The transformation of MLKL brings a new, humanistic environment at all levels, designed and programmed for the future, and it adds facilities including a public roof garden, a theater, signature staircases and a suite of community studios and workshops. The library, which opened in 1972, is reborn as a contemporary lifelong-learning hub which reaches out to all communities.

It was the only library designed by Ludwig Mies van der Rohe, one of the twentieth century’s greatest architects, and was subsequently named after Dr. King, the towering civil rights leader who was assassinated in 1968. The 39,600 m2 rejuvenation project respects the powerful simplicity of the original building. The MLKL’s rectangular form has three glazed floors which float above a first (ground) floor recessed behind a colonnade of black steel columns.

The main G Street entrance leads into the Great Hall, the lobby. The intervention brings warmth and better acoustics to the lobby, and boosts the library’s social dimension from the moment you enter. A new café is partitioned by glass from the Great Hall, and extends to an outside area on the library’s north-east corner. Brick walls have been cut back so that it is open to the sidewalk, connecting the library with the city.Mecanoo has introduced two new wood-lined staircases characterized by their sculptural fluidity. Stairs are wide, terrazzo surfaced and curve up around a middle void from the lower ground floor to a new fifth floor, where natural light falls through circular skylights. The staircases exemplify Mecanoo’s organic styling, bring a soft, sweeping rhythm to vertical circulation, and they act as social connectors.

On the third floor, the highlight is the Grand Reading Room. Previously just one floor high, removal of a ceiling now gives it double height, visually connecting into the fourth floor reading room above it. The fourth floor now features a major 291-capacity auditorium. This double-height event space has warm wood-lined walls which curve around the corners, and banked seating which rises into an entirely new fifth floor.
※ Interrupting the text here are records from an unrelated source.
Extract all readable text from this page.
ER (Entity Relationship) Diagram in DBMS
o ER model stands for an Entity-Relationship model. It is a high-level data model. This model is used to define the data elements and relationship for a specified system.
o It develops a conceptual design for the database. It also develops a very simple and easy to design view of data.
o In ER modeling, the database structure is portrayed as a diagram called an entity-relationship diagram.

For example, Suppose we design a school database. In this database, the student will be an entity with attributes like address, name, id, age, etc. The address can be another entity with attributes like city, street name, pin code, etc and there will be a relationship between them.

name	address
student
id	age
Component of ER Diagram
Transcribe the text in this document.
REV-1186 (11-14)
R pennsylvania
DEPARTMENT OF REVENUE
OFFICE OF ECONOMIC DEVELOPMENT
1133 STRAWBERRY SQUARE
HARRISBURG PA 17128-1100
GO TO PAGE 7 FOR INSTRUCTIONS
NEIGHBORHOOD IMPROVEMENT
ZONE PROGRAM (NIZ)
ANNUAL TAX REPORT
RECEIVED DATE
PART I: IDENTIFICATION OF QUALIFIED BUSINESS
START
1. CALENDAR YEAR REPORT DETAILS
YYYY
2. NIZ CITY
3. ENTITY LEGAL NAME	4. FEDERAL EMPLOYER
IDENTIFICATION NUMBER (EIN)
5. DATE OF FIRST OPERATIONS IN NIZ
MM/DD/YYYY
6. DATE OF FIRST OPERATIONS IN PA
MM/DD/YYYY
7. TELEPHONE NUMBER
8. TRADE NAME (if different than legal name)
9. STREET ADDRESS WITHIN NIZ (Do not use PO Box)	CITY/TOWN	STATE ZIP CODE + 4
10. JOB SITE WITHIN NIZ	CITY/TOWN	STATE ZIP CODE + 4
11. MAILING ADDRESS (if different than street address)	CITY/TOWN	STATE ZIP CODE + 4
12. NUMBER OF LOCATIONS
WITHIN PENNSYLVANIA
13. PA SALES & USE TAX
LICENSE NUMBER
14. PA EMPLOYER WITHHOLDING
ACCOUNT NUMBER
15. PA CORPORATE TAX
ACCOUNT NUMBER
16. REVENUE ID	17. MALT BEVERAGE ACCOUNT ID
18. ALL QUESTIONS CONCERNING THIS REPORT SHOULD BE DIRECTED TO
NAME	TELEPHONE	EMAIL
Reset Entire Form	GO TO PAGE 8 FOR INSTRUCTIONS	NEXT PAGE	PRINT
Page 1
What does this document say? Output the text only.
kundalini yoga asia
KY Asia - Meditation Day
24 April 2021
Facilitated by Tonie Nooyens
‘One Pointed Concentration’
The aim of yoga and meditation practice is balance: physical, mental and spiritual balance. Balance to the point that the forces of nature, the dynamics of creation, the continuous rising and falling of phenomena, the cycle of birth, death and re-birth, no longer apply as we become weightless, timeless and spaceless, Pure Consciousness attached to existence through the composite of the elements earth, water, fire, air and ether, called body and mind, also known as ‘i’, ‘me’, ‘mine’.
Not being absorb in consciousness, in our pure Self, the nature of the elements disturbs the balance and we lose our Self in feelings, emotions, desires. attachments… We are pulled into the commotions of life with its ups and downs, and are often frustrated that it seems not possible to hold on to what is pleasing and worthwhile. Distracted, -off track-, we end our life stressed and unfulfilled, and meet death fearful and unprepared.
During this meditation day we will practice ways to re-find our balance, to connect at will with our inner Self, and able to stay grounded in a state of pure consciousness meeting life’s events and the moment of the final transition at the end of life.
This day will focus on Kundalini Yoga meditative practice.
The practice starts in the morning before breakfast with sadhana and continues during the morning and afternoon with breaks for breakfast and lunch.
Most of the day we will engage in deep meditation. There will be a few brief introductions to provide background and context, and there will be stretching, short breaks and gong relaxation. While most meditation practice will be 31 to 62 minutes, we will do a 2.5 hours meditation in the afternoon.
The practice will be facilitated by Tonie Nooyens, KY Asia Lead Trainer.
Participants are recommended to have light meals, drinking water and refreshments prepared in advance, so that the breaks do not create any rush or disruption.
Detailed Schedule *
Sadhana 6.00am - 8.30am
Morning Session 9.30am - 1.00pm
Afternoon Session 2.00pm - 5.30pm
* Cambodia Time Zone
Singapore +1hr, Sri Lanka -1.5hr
The new floor is contained within a trapezoid, glazed pavilion, sheltered by a roof cantilevering out around it. Set back from the edges, the pavilion is not visible from the street, from where the building’s profile and geometry look exactly as Mies designed it. Mecanoo’s extensive research included dialogue with Jack Bowman, an architect who worked on the original building, and Charles Cassell, who led the campaigner to name the library ofter Dr. King.